第3話 ただの同居人



 蒼は必死だった。両手を握りしめて床に押し付けて、そして額を床にくっつけて丸まった格好のまま、声を絞り出した。


「おれは……、陽介が大好きだった……。だって、こんなおれでも大事にしてくれた。父さんや、直介が気がついてくれないことでも、陽介だけは気がついてくれた。察してくれた。だから、——おれは、陽介が好きだった! でもそれは兄弟として、で……。恋人とか、そういうんじゃないんだ。陽介は家族で。大事な兄なんだ」


 「うう」と声を押し殺して泣く蒼を引き寄せて、関口はポンポンと頭を軽く叩いた。


「よくできました」


「関口……」


「ちゃんと言わないと。ちゃんと伝えないと。蒼の好きな人なんでしょう? 自分の気持ちをちゃんと言わないと。ね? ——もしそれで、わかってくれないなら、仕方ないよ。蒼と陽介は分かり合えなかった。それだけのこと。だけど、蒼はそれを知るのが怖いんでしょう?」


 蒼にとったら、陽介は全てだ。きっと、ずっとそうだったのかも知れない。だからこそ、彼との決別は避けて通りたいのだろう。だがしかし、もう蒼は陽介の籠に収まるような雛鳥ではないのだ。


 蒼は無限に広がるこの空に飛び立とうとしている。それを陽介は恐れているのだろう。彼は必死なのだ。きっと今、必死に蒼をつなぎとめようとしているに違いないと思った。


 ——だからこそ。僕は陽介から蒼を救い出さなければならない。


「でも、いつかは明らかにしなくちゃいけないことでしょう? 蒼はいつまでもそうしていられない人間じゃない」


 蒼は関口のシャツでごしごしと目元を拭った。それからゆっくりと躰を起こす。気持ちの整理がついたのだろう。彼はまだまだ涙いっぱいの目を潤ませて、そのまま関口を下から見上げていた。


 ——や、やばいでしょう。可愛すぎる。


 一人、てんやわんやしている関口の心の内など知る由もない蒼は、彼のシャツを見て、「ふ」と笑みを見せた。


「ご、ごめん。シャツ——。ぐしょぐしょだ」


「別にいいけど」


「関口の言う通りだよね。本当……本当に、その通りだよね」


「蒼」


「陽介とのことは、ちゃんと区切りをつけないとって思ってた。
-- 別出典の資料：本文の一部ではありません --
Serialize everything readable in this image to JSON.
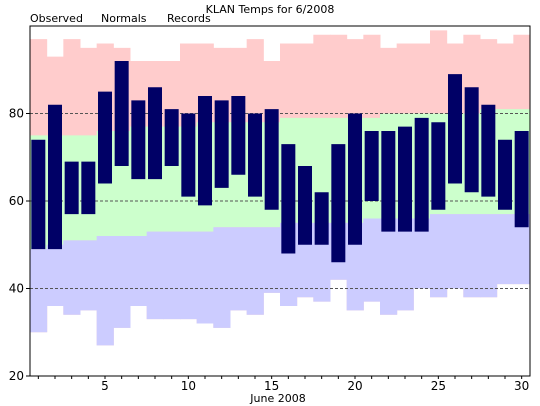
{
  "chart_data": {
    "type": "bar",
    "title": "KLAN Temps for 6/2008",
    "xlabel": "June 2008",
    "ylabel": "",
    "ylim": [
      20,
      100
    ],
    "xlim": [
      0.5,
      30.5
    ],
    "yticks": [
      20,
      40,
      60,
      80
    ],
    "xticks": [
      5,
      10,
      15,
      20,
      25,
      30
    ],
    "gridlines_y": [
      40,
      60,
      80
    ],
    "legend": [
      {
        "name": "Observed",
        "color": "#000066"
      },
      {
        "name": "Normals",
        "color": "#006600"
      },
      {
        "name": "Records",
        "color": "#ff8fb2"
      }
    ],
    "legend_position": "top-left",
    "days": [
      1,
      2,
      3,
      4,
      5,
      6,
      7,
      8,
      9,
      10,
      11,
      12,
      13,
      14,
      15,
      16,
      17,
      18,
      19,
      20,
      21,
      22,
      23,
      24,
      25,
      26,
      27,
      28,
      29,
      30
    ],
    "records": {
      "high": [
        97,
        93,
        97,
        95,
        96,
        95,
        92,
        92,
        92,
        96,
        96,
        95,
        95,
        97,
        92,
        96,
        96,
        98,
        98,
        97,
        98,
        95,
        96,
        96,
        99,
        96,
        98,
        97,
        96,
        98
      ],
      "low": [
        30,
        36,
        34,
        35,
        27,
        31,
        36,
        33,
        33,
        33,
        32,
        31,
        35,
        34,
        39,
        36,
        38,
        37,
        42,
        35,
        37,
        34,
        35,
        40,
        38,
        40,
        38,
        38,
        41,
        41
      ]
    },
    "normals": {
      "high": [
        75,
        75,
        75,
        75,
        76,
        76,
        77,
        77,
        77,
        77,
        78,
        78,
        78,
        78,
        78,
        79,
        79,
        79,
        79,
        79,
        79,
        80,
        80,
        80,
        80,
        80,
        80,
        81,
        81,
        81
      ],
      "low": [
        49,
        50,
        51,
        51,
        52,
        52,
        52,
        53,
        53,
        53,
        53,
        54,
        54,
        54,
        54,
        55,
        55,
        55,
        55,
        55,
        56,
        56,
        56,
        56,
        57,
        57,
        57,
        57,
        57,
        57
      ]
    },
    "observed": {
      "high": [
        74,
        82,
        69,
        69,
        85,
        92,
        83,
        86,
        81,
        80,
        84,
        83,
        84,
        80,
        81,
        73,
        68,
        62,
        73,
        80,
        76,
        76,
        77,
        79,
        78,
        89,
        86,
        82,
        74,
        76
      ],
      "low": [
        49,
        49,
        57,
        57,
        64,
        68,
        65,
        65,
        68,
        61,
        59,
        63,
        66,
        61,
        58,
        48,
        50,
        50,
        46,
        50,
        60,
        53,
        53,
        53,
        58,
        64,
        62,
        61,
        58,
        54
      ]
    },
    "colors": {
      "records": "#ffcccc",
      "normals": "#ccffcc",
      "normals_low_band": "#ccccff",
      "observed": "#000066",
      "grid": "#555555"
    }
  }
}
母さんのこともあるのに、ここに戻ってきたのはそうなのかも知れない。関口になんか見透かされるの、なんだか不本意だな……」


 減らず口が出てくるということは、少し気持ちが平常運転に戻ってきている証拠だ。関口は肩を竦めた。


「あ~、やだやだ。せっかく東京から帰ってきたのにさ。シャツはぐしゃぐしゃだし。なあに? 夕飯ないわけ?」


「——夕飯はあるよ。母さんの肉じゃが」


「おお! いいじゃないの。うみさんの肉じゃが~。それは嬉しいかも」


「別に。おれのほうが美味しいの作れるし」


「嘘だ。この前いただいたら、海さんのほうが美味しかったし」


「う、うるさいね。本当に。なんだよ。本当に。関口なんて、関口なんて……本当」


「なあに?」


 顔を真っ赤にしている蒼に視線を向けると、彼は首を横に振った。


「いい。なんでもないし。関口は、男の人好きなんでしょう? ああ、危ない。近づかないもんね」


「なんだよ。自意識過剰なんじゃないの? 男なら誰でもいいなんて、偏見もいいところ。こっちにだって選ぶ権利あるんです。蒼だって女子だから誰でもいい訳じゃないじゃん。——あ、まだあのパイプオルガンのマシュマロ女、引きずってるんだ? やだな。蒼って未練がましいんだね。女々しいの」


「違うし! 彼女は違うし。もう、いい! 関口と話をしているとキリがないもの。おれ、ごはん食べたいし」


「それはこっちのセリフだよ。ほれほれ。稼いできたんだから。さっさと旦那さんを労いなさいよ」


 二人は廊下に出る。蒼は関口を押しのけてさっさと台所に歩いて行った。その後ろ姿はなんだか小さく見えて、心配でたまらない。


 ——心配だよ。蒼。


 こんな態度を取ることしかできない自分が歯がゆい。本当は抱きしめてあげたい。自分がその陽介という男と対峙したい。だが、蒼はそれを望まないことも知っている。自分は、蒼にとったら、という立場なのだから——。


 ——この気持ち。そろそろ限界なんだよ。蒼。もし僕が、気持ちを打ち明けたら、キミはどんな顔するのかな……。もうこうして一緒にいられなくなるのだろうか。


 蒼の背中を見つめながら、関口はそんな不安に駆られていた。